(Reuters) - FIFA executive committee member Michel D‘Hooghe has been cleared of any wrongdoing by an ethics committee investigation into the bidding process for the 2018 and 2022 World Cups.
FIFA said its ethics committee’s judgment chamber had found that “there is insufficient evidence to suggest that Dr D’Hooghe violated any provisions of the FIFA Code of Ethics.”
The Belgian, who has denied any wrongdoing, has been an executive committee member since 1988 and is also head of FIFA’s medical committee. The 2018 World Cup was awarded to Russia and the 2022 tournament to Qatar in the same vote in December 2010.
Regarding an allegation that D‘Hooghe received a painting from the Russian bid, FIFA’s ethics committee said it was “satisfied that the painting has no commercial value, as confirmed by two appraisals.”
It said the painting “was offered as a friendly gesture by Mr Vyacheslav Koloskov, a friend of Dr D’Hooghe.”
The ethics committee also dismissed an allegation that D‘Hooghe accepted a trip paid for by a bidding nation.
“The air travel and other expenses for the trip were in fact covered by FIFA as it was related to Dr D’Hooghe’s official function as chairman of the FIFA Medical Committee,” the statement said.
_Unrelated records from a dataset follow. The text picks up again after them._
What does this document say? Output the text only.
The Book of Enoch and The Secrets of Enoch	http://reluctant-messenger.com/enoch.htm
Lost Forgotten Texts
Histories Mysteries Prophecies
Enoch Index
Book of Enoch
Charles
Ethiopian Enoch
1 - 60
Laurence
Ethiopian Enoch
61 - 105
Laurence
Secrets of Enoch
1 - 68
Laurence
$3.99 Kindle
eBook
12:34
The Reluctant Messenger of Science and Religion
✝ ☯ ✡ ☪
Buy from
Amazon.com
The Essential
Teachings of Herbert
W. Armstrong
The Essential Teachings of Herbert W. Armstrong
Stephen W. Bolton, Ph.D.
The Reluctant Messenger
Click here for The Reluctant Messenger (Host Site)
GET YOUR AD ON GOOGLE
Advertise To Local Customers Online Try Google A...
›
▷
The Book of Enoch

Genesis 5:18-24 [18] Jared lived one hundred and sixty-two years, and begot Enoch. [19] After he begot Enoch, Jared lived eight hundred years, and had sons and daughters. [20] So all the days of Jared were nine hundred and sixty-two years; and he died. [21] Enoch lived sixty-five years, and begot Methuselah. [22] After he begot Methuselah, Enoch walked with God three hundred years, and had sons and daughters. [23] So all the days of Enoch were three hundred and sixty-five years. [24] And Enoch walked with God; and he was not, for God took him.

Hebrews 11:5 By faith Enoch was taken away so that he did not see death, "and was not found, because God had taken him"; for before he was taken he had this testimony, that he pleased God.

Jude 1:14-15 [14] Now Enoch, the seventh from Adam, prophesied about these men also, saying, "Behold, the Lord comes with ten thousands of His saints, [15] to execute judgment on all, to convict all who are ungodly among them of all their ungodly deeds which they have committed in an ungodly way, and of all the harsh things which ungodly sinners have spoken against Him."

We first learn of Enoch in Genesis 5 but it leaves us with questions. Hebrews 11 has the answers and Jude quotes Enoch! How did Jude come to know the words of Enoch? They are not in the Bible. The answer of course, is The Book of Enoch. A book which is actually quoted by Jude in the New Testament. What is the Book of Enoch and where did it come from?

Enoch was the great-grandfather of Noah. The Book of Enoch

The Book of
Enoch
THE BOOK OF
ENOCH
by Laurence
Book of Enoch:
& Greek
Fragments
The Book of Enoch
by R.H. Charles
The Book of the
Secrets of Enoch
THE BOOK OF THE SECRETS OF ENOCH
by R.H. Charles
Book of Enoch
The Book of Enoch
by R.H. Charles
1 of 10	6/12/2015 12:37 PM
As far as allegation that D‘Hooghe helped secure a business opportunity in Qatar for the son of a close friend, the investigation found “insufficient evidence to prove that Dr D’Hooghe was in any way involved in these efforts.”
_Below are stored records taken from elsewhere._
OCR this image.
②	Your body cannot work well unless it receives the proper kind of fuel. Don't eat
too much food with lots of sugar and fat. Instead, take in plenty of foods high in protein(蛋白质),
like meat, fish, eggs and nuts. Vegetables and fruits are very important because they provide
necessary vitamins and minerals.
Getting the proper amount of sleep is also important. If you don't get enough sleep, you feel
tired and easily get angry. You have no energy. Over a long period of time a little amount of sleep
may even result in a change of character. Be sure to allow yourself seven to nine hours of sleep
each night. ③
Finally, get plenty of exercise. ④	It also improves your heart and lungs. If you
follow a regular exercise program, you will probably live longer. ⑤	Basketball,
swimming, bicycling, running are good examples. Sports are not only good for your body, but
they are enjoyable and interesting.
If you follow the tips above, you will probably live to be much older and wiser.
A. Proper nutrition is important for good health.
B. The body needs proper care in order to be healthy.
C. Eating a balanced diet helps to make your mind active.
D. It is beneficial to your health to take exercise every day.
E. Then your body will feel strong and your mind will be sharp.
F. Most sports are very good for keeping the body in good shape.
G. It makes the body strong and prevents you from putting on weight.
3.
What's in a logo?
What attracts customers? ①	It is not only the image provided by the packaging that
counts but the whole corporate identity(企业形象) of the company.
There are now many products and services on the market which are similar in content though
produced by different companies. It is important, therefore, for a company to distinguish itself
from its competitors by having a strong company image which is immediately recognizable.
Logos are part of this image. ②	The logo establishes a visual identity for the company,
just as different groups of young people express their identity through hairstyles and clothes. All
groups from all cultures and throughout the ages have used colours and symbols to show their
There was also “no concrete evidence” on the fourth allegation, that a relative of D‘Hooghe’s was offered employment in Qatar shortly after the vote.
“Dr D’Hooghe had no involvement in the discussions leading up to the offer of employment and that there is no concrete evidence indicating that Dr D’Hooghe’s vote was influenced by this relative’s decision to accept employment in Qatar,” FIFA said.